The Cal Maritime Team
California State University Maritime Academy, Vallejo, California
The Cal Maritime Team has participated in the U.S. Department of Energy Collegiate Wind Competition for many years. One of the best aspects of participating in the Collegiate Wind Competition is learning about the wind and renewable energy industry. Another reason for being in this competition is the experience of working as a team to meet a common goal. The Cal Maritime Team provides an opportunity for members to gain experience in the field of wind energy, which has tremendous potential and a promising job market.
We are working hard to make sure we finish strong, as we have consistently in the past. In this competition, the turbine design team will design and manufacture a wind turbine that will be tested for performance and safety. The design includes a three-blade, variable-pitch rotor system, a self-manufactured generator, and a constant resistive load.

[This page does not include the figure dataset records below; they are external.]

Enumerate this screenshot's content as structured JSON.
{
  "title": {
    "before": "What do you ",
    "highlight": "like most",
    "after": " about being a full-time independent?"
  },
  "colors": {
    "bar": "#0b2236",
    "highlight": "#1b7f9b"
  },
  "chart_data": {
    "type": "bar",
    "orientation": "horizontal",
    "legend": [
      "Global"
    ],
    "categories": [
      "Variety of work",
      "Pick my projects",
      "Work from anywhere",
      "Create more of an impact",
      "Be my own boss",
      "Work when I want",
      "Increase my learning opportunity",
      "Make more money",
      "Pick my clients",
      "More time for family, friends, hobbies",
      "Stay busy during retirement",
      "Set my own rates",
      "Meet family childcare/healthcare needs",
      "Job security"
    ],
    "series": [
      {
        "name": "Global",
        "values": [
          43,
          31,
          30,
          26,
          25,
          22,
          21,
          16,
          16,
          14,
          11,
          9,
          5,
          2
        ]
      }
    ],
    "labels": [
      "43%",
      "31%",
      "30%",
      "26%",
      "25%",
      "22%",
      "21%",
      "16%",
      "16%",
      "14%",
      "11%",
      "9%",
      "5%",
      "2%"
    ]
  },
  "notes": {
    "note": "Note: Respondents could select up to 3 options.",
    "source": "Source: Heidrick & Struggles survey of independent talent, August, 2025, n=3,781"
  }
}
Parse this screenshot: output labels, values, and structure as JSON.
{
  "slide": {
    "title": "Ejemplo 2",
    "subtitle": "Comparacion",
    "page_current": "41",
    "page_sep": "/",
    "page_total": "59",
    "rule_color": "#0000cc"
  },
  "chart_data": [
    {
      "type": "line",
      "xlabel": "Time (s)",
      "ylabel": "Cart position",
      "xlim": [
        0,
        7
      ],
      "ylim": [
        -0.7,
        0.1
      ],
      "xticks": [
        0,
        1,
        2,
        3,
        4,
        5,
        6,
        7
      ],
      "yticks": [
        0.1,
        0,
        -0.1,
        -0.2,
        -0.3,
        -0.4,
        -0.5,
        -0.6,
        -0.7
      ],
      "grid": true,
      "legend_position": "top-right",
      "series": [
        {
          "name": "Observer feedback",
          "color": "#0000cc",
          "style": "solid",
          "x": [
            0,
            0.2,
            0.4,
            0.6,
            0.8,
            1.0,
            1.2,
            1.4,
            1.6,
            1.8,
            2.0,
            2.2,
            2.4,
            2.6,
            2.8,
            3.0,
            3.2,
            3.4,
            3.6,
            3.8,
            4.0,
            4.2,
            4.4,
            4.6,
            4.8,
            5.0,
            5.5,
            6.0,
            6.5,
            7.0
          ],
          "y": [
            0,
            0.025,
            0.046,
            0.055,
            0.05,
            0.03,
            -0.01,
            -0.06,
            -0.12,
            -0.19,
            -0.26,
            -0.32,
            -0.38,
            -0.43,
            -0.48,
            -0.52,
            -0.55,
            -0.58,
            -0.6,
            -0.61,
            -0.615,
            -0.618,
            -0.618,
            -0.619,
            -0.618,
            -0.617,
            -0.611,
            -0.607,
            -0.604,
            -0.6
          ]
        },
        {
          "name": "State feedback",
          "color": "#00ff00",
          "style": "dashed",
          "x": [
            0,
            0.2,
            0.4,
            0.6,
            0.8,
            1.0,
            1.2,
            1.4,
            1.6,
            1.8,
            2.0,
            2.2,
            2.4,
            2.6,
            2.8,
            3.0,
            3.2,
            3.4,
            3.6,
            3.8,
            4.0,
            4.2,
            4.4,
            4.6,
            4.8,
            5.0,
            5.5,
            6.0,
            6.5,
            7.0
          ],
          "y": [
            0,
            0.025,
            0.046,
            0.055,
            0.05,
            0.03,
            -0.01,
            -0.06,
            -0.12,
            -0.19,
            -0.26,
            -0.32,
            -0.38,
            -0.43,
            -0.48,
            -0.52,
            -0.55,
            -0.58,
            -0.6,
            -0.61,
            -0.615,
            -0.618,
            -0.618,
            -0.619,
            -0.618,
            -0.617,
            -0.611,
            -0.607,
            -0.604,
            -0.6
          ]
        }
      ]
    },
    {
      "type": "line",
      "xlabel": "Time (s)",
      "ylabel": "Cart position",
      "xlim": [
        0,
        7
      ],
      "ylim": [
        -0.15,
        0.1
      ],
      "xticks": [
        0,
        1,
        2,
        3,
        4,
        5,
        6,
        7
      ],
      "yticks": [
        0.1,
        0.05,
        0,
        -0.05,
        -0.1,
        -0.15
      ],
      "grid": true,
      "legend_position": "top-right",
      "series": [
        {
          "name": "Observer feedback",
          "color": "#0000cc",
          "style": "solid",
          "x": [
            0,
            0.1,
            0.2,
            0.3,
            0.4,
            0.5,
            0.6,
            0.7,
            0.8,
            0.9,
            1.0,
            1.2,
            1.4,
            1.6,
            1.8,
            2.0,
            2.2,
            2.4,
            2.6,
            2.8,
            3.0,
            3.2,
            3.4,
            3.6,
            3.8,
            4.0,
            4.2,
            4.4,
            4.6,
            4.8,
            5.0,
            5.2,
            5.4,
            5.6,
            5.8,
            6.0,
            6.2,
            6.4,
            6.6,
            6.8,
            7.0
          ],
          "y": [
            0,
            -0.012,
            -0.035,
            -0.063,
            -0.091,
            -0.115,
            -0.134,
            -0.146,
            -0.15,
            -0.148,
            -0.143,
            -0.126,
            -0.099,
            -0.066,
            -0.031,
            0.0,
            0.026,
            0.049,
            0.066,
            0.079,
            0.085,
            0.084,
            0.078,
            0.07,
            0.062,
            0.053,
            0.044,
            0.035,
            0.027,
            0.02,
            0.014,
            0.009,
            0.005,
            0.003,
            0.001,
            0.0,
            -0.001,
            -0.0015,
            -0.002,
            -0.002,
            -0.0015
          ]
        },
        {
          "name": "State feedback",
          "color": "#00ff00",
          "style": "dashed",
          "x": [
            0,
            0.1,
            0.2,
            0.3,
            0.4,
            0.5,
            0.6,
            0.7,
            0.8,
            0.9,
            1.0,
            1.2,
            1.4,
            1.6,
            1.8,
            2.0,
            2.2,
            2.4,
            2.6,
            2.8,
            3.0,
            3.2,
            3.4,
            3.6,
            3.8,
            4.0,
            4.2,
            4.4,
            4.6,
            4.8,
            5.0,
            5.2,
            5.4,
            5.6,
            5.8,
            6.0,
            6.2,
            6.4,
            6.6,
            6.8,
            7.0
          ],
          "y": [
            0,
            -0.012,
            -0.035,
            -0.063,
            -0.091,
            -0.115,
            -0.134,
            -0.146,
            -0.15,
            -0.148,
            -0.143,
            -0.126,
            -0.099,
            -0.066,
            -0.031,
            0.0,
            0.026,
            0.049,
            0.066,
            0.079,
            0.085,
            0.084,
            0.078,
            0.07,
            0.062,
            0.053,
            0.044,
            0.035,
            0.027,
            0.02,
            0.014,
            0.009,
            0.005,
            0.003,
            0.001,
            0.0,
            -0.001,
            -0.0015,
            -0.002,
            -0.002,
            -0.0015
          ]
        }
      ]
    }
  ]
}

The project development team will work to create a comprehensive 12-page plan that will detail how our wind farm will be paid for and articulate environmental mitigation processes to ensure the farm complies with state and federal policies. The project development team will use Wind Operator to analyze wind output in general areas and the Energy Information Administration website to locate preexisting infrastructure. The team recently got access to OpenWind, which will allow a more accurate analysis of wind output in the region we select for our site plan.
Our team possesses a strong team history, commitment from every team member, and curiosity about the project and competition. These qualities drive us to succeed as a team. Another advantage is an on-site wind tunnel built by a previous Cal Maritime Team, which makes it convenient to test our turbine design. Our team members come from a diverse range of academic backgrounds—particularly the project development team, which consists of Global Studies, Maritime Affairs, International Business, and Logistics majors. Finally, the team looks up to our faculty advisor, Ryan Storz, who enjoys sharing his prolific knowledge of the energy sector.
Challenges we face include our smaller team size compared to other universities and assembling competition deliverables with limited in-person interaction.
The disruption caused by the coronavirus pandemic over the past year poses several challenges to our team. The turbine design team is on campus but cannot easily meet in person, and we have done a lot of manufacturing in our dorm rooms. However, we have still been able to manufacture our preliminary design of a generator, a variable-pitch system, and a set of blades using 3D-printing methods.
This year has looked different for the project development team as well. All meetings have remained virtual, which made it difficult to schedule meeting times. However, once orchestrated, the team set up a weekly Zoom call and has met consistently. Establishing regular communication will help us all work together efficiently and reach our goals.
As always, one of our team’s goals is to do well in the competition. Our team is very competitive, and we want to showcase the hard work we have done. All in all, we are participating in this competition not only to challenge ourselves but also to learn about wind energy and connect with career opportunities in the industry.
This content was submitted to the U.S. Department of Energy by the team.